About

For those of you who may not know me, my name is Tyler, and I am currently 23 years of age. I recently moved to Colorado’s Rocky Mountains in search for a change of scenery and a change of pace from my suburban hometown outside of Baltimore, Md. – the place where I was born, raised and lived up until Sept. 1, 2011.

At the moment, I love everything about my current location. The people are much more laid back, the landscape is surreal and the overall lifestyle is unlike anything I’ve experienced on the East Coast. And despite making this journey in an effort to simply get more snowboarding days in, I’ve quickly realized that the mountains offer much more than I could have ever hoped for – or imagined. For the first time in my life, I’ve come to comprehend just how small – and trivial – our lives are as human beings. I can’t help but look at the mountains every morning and reflect on all that they have endured. The truth is, people have come and people have gone, but the landscape – the earth around us – has remained. It’s seen more than I ever will in my short lifetime, and to me, that is both awe-inspiring and indescribably daunting.

Maybe what I’m experiencing is just what every other post-college/mid-twenties individual experiences: a desire to make sense of the world and to discover one’s individual meaning and place. I honestly can’t say that I know where I’m going, but what I do know, is that the mystery no longer frightens me like it so frequently did in the past. The unknown is, in fact, exciting, and by being aware of how short life is, and how tomorrow is never guaranteed, I’ve garnered a new outlook on life in general – that the process is more important than the outcome.

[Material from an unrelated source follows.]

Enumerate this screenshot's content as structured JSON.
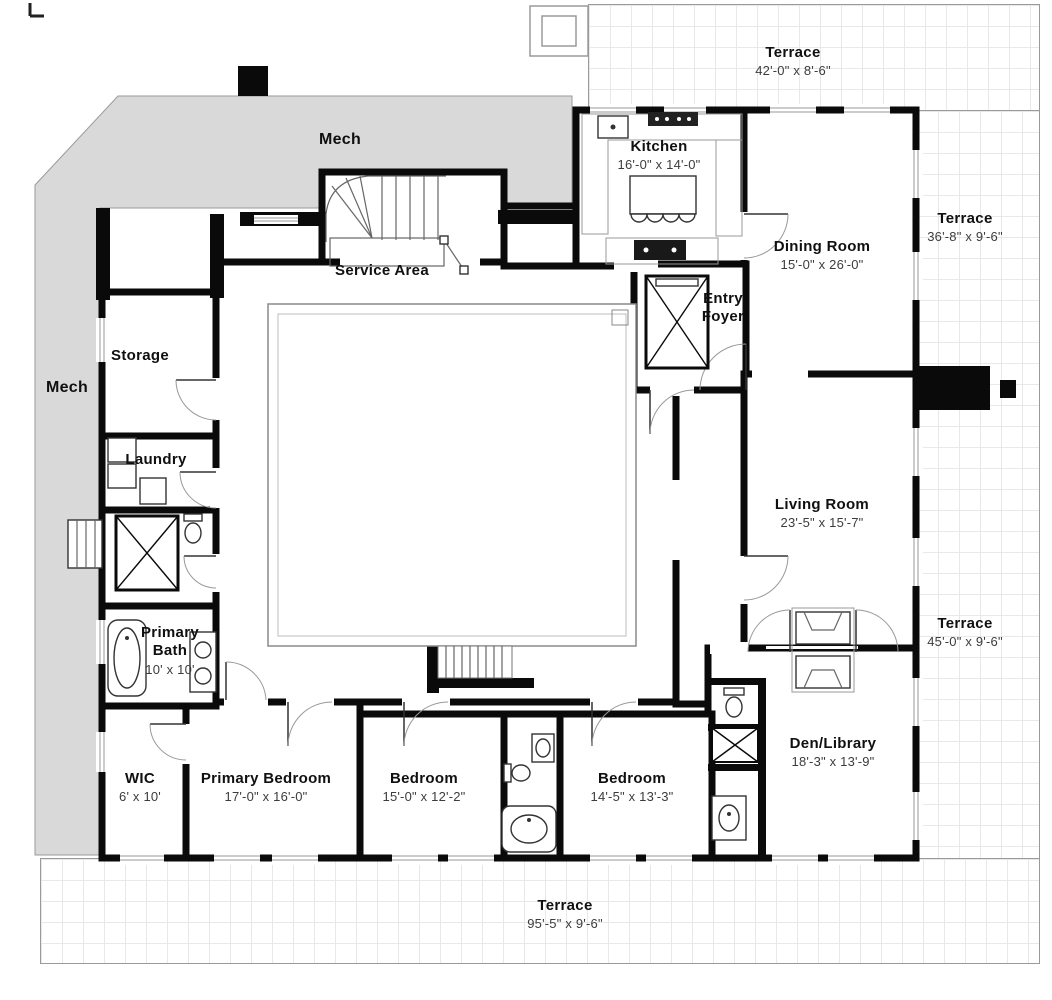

I’ve created this site as a way to document and/or keep track of this “process” – the little details, stories, experiences, and the people, places and things that unknowingly shape, shift and transform my existence each day. I’m in no way trying to change anyone’s state of being through all of this, not even my own necessarily, but perhaps I do discover something – no matter how minuscule or grand – about myself, about the world around me or about life as a whole. Who really knows – but, you know what, I like it that way.